İnsanlar, bu açmazlar sayesinde, daha iyi yaşamlar sürebilmek için var ettikleri tüzel varlıkların köleleri haline geliyorlar. Tıpkı resimde gördüğünüz gibi, birey için var olan tüzel varlık için bir süre sonra birey sadece kendisini oluşturan elementten öteye gidemiyor. Özgürlüğünü ilan eden tüzel varlık, yine o bireylerin elleri ile, dilleri ile, zihinleri ile var olsa da hepsinden bağımsız bir etki ile kendi varlığını en etkin şekilde sürdürebilmek için yapması gerekenden bir adım geri atmaz hale gelebiliyor. İşte Frankenstein böyle yaratılıyor. 
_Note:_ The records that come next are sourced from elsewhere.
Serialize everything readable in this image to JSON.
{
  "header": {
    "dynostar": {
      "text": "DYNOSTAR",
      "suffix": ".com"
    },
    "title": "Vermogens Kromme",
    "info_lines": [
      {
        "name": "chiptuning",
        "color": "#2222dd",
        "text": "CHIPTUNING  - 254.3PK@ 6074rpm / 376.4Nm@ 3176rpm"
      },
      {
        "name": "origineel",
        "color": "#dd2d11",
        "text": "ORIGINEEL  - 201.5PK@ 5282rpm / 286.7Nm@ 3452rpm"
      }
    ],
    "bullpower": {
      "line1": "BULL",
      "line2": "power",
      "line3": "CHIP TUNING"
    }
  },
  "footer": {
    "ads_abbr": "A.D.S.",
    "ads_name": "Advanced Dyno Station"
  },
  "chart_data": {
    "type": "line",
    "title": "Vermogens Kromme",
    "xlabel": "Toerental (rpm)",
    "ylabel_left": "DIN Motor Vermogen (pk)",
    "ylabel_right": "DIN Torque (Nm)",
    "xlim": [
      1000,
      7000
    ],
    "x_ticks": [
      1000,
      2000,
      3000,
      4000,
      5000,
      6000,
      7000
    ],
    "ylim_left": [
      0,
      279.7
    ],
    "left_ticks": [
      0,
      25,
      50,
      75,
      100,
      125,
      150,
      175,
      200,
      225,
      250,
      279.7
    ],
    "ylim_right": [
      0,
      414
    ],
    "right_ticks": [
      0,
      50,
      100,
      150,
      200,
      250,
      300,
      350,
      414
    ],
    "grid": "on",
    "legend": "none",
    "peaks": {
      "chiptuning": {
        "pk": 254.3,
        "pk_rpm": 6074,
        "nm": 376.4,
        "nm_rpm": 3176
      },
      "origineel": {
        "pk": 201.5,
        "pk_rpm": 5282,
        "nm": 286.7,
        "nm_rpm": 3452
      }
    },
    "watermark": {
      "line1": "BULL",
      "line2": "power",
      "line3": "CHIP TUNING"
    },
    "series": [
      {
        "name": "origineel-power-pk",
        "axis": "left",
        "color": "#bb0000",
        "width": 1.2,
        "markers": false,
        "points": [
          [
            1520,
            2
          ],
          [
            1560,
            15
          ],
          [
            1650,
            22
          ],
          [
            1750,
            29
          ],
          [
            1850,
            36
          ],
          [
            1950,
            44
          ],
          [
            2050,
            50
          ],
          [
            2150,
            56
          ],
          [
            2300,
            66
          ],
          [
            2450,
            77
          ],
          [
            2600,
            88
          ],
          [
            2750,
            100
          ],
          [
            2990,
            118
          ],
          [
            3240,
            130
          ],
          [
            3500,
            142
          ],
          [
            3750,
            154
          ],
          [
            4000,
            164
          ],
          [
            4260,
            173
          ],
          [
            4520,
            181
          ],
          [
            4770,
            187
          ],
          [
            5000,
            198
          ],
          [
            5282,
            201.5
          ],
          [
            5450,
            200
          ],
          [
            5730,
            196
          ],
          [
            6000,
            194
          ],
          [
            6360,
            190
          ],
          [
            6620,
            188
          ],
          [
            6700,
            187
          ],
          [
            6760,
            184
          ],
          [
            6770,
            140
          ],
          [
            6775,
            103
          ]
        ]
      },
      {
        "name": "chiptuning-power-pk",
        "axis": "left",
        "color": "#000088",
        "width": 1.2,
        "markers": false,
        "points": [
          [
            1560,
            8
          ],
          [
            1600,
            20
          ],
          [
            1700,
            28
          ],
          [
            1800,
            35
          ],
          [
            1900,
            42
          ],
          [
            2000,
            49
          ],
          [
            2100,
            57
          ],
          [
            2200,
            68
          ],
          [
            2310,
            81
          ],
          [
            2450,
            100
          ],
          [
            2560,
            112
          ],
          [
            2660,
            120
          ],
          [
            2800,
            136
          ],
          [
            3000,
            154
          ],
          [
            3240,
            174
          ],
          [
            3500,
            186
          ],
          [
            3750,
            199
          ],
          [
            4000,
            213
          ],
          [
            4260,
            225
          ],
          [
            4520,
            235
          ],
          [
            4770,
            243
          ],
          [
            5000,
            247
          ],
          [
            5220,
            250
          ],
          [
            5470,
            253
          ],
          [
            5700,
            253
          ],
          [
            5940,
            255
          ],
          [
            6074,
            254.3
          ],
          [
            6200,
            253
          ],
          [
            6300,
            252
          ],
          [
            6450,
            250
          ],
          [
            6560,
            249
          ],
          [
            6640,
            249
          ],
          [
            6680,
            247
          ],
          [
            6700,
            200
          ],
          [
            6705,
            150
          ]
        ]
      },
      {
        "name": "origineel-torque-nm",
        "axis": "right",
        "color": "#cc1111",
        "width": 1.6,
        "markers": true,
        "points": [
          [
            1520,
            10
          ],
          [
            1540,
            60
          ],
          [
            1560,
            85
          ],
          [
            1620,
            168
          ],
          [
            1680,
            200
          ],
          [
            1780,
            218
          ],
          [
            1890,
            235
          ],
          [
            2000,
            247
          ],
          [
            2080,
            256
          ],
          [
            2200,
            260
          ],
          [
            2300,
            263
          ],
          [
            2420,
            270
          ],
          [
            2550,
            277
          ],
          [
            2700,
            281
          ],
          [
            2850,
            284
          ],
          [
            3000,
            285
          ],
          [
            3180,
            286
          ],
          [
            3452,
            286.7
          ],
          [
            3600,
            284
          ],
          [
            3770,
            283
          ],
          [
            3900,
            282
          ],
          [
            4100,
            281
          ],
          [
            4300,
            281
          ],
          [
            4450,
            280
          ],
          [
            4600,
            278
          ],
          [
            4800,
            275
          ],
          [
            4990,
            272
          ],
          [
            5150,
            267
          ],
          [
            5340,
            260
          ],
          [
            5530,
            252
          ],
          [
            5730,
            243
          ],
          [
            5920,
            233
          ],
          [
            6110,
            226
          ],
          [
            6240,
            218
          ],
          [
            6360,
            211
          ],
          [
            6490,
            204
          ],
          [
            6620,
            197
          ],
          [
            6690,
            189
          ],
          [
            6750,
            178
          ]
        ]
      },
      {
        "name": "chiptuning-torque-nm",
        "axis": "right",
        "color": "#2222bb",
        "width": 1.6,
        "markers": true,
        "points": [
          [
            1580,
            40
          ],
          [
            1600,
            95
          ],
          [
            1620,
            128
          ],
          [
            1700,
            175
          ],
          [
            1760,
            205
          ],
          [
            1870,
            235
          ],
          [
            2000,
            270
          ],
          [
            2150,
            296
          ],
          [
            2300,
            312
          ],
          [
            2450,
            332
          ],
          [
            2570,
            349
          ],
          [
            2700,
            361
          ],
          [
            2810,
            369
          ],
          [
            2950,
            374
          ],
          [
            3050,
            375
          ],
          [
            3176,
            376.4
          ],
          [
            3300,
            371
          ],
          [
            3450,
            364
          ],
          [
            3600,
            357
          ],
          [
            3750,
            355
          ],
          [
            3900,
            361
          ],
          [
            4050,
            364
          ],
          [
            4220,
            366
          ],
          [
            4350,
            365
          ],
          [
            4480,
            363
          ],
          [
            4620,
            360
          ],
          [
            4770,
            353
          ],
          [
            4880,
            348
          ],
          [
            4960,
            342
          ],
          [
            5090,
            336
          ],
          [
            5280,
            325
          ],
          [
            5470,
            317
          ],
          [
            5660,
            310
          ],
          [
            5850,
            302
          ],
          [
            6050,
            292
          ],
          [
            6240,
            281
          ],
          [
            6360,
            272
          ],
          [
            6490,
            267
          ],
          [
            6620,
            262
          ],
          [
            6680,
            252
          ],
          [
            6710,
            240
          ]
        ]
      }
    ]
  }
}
Hayat her koşulda hikaye üretmeye devam ediyor. Kimi hikayeler bizleri olmasını istediğimiz dünyada yaşayabilmek için umutlandırıyor.  Her kaidenin istisnası mevcut, ancak çok az kaide için istisnalar yel'in kayadan toz almasından öte etkiler yaratabiliyor. Daha fazla etki olacaksa da, yel ile birlikte, tüzel varlığın büyüklüğüne göre kimi zaman onlarca, yüzlerce insan ömrü uzunluğunda yağmurlar, depremler gerekiyor. Yalnız başına yel sadece ders alınası hikayeler üretiyor. 




Gördüğünüz küçük kırmızı kitap, "Küçük Kırmızı Kitap" olarak biliniyor. Mao Zedong'un düşüncelerinden kısa alıtnılar içermekte. Mao'nun iktidarının son döneminde ortay attığı kültür devrimi sırasında kitaba sahip olmak ve okumak bir vatandaşlık göreviymiş denebilir. Kitap, tüm zamanların en çok basılan kitapları listesinde batılı kaynaklara göre İncil'den sonra 800 milyon kopya ile ikinci kitap olarak kabul görse de, Çin'deki kaynaklardan, bu kitabın 5 ila 6,5 milyar adetleri arasında baskı yapıldığı iddia edilmekte. Bu eylemi ya da projeyi  sadece  Mao'nun tasarrufu olarak görmek kanımca pek makul değil. İşte bu proje ile tüzel varlık, bireylerin zihnindeki yerini kuvvetlendiriyor, kendisini var eden insanların elleri, dilleri, zihinleri yani varlıkları ile kendisi için çalışmaya devam ediyor.